Ted Baker’s directors said the bid represents fair value given the uncertain economic environment and the potential for an extended UK recession.

The Freshfields team was led by London-based partner and head of the firm’s sports and gaming practice Chris Mort, partner Rhys Evans and associate Olivia Mackay. Slaughters’ team was led by co-head of its financial institutions group Roland Turnill and corporate partner Richard Hilton.

The instruction of Slaughters on the deal is notable, as ABG has previously instructed Latham & Watkins on European M&A work.

Ted Baker announced a formal sales process in April following interest from a number of potential buyers, including from private equity group Sycamore, reportedly advised by Kirkland & Ellis, which offered 137p a share – 27p more than the ABG offer that was accepted. The ABG offer represents an 18.2% premium on Ted Baker’s closing share price on Monday.

Slaughters said it is intended that the offer will be implemented by means of a court-sanctioned scheme of arrangement.
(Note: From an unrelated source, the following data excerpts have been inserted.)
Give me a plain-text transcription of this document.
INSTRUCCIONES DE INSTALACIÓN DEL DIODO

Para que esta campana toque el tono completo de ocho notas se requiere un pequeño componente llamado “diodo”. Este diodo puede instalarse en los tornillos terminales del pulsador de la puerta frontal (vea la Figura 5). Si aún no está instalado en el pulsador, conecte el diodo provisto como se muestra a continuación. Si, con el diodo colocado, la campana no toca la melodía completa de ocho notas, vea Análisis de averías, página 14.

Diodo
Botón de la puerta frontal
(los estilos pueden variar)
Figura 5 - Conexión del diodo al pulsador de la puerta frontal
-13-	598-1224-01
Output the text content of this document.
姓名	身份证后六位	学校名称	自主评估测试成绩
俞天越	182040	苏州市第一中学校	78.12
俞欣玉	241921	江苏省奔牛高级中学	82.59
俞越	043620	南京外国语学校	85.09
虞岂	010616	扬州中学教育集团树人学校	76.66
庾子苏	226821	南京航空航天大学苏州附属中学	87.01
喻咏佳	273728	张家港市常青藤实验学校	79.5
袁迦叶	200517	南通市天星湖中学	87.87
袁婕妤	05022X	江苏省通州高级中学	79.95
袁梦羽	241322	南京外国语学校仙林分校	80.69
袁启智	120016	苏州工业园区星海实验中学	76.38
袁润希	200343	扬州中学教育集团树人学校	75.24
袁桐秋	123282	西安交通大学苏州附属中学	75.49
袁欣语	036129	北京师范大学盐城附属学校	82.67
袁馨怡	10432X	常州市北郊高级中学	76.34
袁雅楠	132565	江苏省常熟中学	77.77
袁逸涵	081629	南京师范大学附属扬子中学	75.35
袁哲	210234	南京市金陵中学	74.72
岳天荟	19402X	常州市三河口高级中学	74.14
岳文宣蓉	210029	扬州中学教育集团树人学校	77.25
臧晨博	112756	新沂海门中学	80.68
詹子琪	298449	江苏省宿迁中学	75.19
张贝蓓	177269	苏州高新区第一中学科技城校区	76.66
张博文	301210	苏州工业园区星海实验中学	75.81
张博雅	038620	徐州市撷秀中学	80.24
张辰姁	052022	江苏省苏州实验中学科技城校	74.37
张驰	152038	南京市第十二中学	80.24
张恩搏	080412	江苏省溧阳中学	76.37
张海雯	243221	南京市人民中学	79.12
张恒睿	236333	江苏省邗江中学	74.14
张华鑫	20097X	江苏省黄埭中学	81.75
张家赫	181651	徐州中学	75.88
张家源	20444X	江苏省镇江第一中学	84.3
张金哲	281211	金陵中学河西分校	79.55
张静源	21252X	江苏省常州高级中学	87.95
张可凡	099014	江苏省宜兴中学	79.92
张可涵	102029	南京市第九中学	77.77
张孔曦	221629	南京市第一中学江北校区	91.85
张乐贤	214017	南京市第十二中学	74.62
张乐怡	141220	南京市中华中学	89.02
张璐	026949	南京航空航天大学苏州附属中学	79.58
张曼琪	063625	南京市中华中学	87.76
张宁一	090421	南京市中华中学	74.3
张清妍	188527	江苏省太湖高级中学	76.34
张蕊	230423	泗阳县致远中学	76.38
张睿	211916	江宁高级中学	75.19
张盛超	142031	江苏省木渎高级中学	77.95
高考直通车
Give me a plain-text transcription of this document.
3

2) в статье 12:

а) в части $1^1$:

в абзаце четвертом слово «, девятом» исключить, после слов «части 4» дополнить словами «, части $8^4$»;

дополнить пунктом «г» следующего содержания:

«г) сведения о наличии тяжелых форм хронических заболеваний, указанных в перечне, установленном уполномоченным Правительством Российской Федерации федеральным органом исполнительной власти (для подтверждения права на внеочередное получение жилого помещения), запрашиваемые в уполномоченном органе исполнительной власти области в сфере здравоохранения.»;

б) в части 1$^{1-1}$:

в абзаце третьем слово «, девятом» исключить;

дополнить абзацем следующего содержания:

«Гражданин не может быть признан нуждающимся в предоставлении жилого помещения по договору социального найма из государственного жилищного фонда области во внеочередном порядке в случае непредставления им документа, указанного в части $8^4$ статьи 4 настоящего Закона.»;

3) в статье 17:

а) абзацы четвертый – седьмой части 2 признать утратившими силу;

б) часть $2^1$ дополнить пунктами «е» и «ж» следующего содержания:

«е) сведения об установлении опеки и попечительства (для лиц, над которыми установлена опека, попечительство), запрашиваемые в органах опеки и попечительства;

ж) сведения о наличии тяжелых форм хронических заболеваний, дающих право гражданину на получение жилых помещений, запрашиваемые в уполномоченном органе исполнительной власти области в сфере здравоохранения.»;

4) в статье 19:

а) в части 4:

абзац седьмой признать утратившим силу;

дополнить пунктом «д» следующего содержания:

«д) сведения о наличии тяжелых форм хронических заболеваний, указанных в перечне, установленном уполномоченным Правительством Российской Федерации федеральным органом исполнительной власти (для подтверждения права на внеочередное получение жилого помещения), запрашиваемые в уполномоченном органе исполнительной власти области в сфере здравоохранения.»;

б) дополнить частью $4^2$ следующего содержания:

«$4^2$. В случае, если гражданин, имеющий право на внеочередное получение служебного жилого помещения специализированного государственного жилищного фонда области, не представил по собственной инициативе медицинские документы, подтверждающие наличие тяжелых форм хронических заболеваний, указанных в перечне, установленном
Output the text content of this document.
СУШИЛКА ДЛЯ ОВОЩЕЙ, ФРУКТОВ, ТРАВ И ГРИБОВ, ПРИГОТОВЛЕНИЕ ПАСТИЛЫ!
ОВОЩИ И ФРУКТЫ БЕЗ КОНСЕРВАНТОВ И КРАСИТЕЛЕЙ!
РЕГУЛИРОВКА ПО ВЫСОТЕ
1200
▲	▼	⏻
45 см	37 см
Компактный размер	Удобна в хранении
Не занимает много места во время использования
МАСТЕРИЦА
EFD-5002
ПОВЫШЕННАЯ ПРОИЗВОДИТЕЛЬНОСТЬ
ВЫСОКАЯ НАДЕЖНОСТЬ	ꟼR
The offer is expected to complete during the fourth quarter of this year, subject to the satisfaction or waiver of certain conditions.

ABG owns brands including Reebok, Forever 21 and Nine West.

The company agreed to buy Reebok last August from Adidas for €2.1bn. Latham & Watkins advised ABG on that deal while leading German independent Hengeler Mueller acted for Adidas.  

Earlier this year, ABG, again advised by Latham, acquired a 55% stake in former England footballer David Beckham’s brand DB Ventures for a reported $269m.

ABG also owns the rights to other iconic sport stars including the late Muhammad Ali and former basketball player Shaquille O'Neal. ABG cancelled an IPO last summer, instead selling equity stakes to private equity firms including CVC Capital Partners and HPS Investment Partners, as well as existing stakeholders, which valued the company at $12.7bn.

Other partners on the Slaughters team included Ed Fife (financing), Claire Jeffs (competition), Phil Linnard (pensions, employment and incentives), Charles Osborne (tax) and Duncan Blaikie (IP and IT).